Drawing on the lessons from he had learned from the sculpture Grand nu assis and the painting Nu au coussin bleu, Matisse now easily brought to the paintings that followed this same heightened presence of the model, fully integrated within an enhanced architectural environment, in which the figure nonetheless retains its independent aspect and hieratic status. During the winter of 1925-1926, Matisse painted Odalisque au tambourin (fig. 7), in which he employed the leftward-looking Michelangelesque pose, now turned towards the front, with Henriette gazing directly at the viewer. Matisse then demonstrated the degree to which he could enrich the ambience of his compositions without fear of overwhelming the figure. He completed, also during the winter of 1925-1926, the universally acknowledged masterwork of his early Nice period, Figure décorative sur fond ornemental (fig. 8), surely the most lavish interior setting he ever devised. Each element in this picture appears to generate its own color and light, all subsumed within a fully integrated grand design, with the odalisque at the center of it all, Buddha-like, as if contemplating in serene delight this marvelous realm of the senses.

FIGS

(fig. A) Matisse modeling Grand nu assis in his Nice studio, mid-1920s. The Moroccan wall-hanging seen in the painting Nu au coussin bleu is visible in the background behind the artist's head. Matisse Family Archives.

(fig. B) Matisse painting his model Henriette Darricarrère, Nice, 1921. Photograph by Man Ray.

(fig. 1) Henri Matisse, Grand nu assis, Nice, 1922-1929. The Baltimore Museum of Art; Cone Collection.

(fig. 2) Henri Matisse, Le genou levé, 1922. The Barnes Foundation, Merion Station, Pennsylvania.

(fig. 3) Michelangelo Buonarrati, Night, 1520-1534. Medici Chapel, Basilica di San Lorenzo, Florence.

(fig. 4) Henri Matisse, Petit nu au canapé, Nice 1924. Sold, Christie's New York, 5 May 2005, lot 280.

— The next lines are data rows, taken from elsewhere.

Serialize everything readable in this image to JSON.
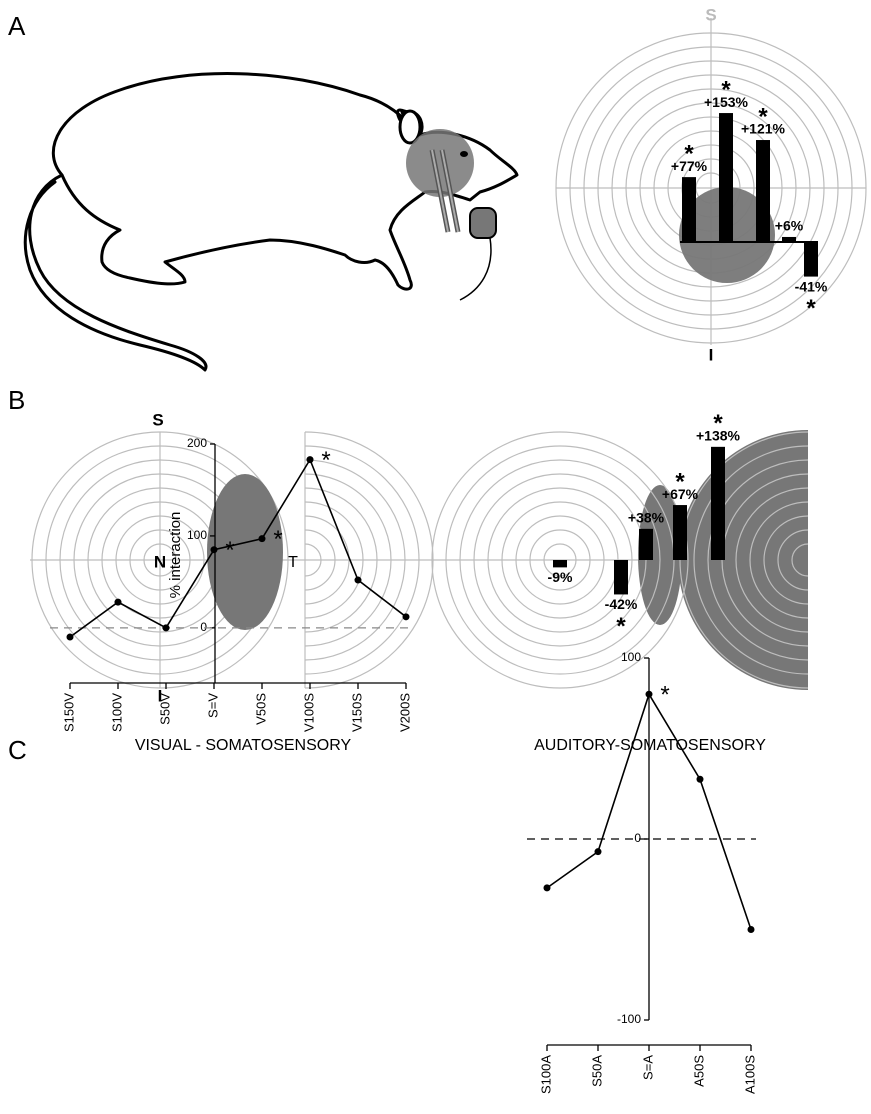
{
  "panel_labels": [
    "A",
    "B",
    "C"
  ],
  "chart_data": [
    {
      "type": "polar-bar",
      "direction_labels": {
        "top": "S",
        "bottom": "I"
      },
      "values": [
        77,
        153,
        121,
        6,
        -41
      ],
      "value_labels": [
        "+77%",
        "+153%",
        "+121%",
        "+6%",
        "-41%"
      ],
      "significant": [
        true,
        true,
        true,
        false,
        true
      ],
      "significance_symbol": "*",
      "color": "#000000",
      "ylim": [
        -60,
        180
      ]
    },
    {
      "type": "polar-bar",
      "direction_labels": {
        "top": "S",
        "center": "N",
        "bottom": "I",
        "right": "T"
      },
      "values": [
        -9,
        -42,
        38,
        67,
        138
      ],
      "value_labels": [
        "-9%",
        "-42%",
        "+38%",
        "+67%",
        "+138%"
      ],
      "significant": [
        false,
        true,
        false,
        true,
        true
      ],
      "significance_symbol": "*",
      "color": "#000000",
      "ylim": [
        -80,
        150
      ]
    },
    {
      "type": "line",
      "title": "VISUAL - SOMATOSENSORY",
      "y_label": "% interaction",
      "categories": [
        "S150V",
        "S100V",
        "S50V",
        "S=V",
        "V50S",
        "V100S",
        "V150S",
        "V200S"
      ],
      "values": [
        -10,
        28,
        0,
        85,
        97,
        183,
        52,
        12
      ],
      "significant": [
        false,
        false,
        false,
        true,
        true,
        true,
        false,
        false
      ],
      "significance_symbol": "*",
      "color": "#000000",
      "zero_line": true,
      "ylim": [
        -60,
        200
      ],
      "yticks": [
        0,
        100,
        200
      ]
    },
    {
      "type": "line",
      "title": "AUDITORY-SOMATOSENSORY",
      "categories": [
        "S100A",
        "S50A",
        "S=A",
        "A50S",
        "A100S"
      ],
      "values": [
        -27,
        -7,
        80,
        33,
        -50
      ],
      "significant": [
        false,
        false,
        true,
        false,
        false
      ],
      "significance_symbol": "*",
      "color": "#000000",
      "zero_line": true,
      "ylim": [
        -100,
        100
      ],
      "yticks": [
        -100,
        0,
        100
      ]
    }
  ]
}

(fig. 5) Henri Matisse, Nu au coussin bleu à cote d'une chéminee, lithograph, 1925. The Museum of Modern Art, New York.

(fig. 6) Henri Matisse, Odalisque assise aux bras levés, fauteuil rayé vert,1923. National Gallery of Art, Chester Dale Collection, Washington, DC.

(fig. 7) Henri Matisse, Odalisque au tambourin, winter 1925-1926. The Museum of Modern Art, New York. The William S. Paley Collection.

(fig. 8) Henri Matisse, Figure décorative sur fond ornemental, winter 1925-1926. Musée national d'art moderne, Centre Georges Pompidou, Paris.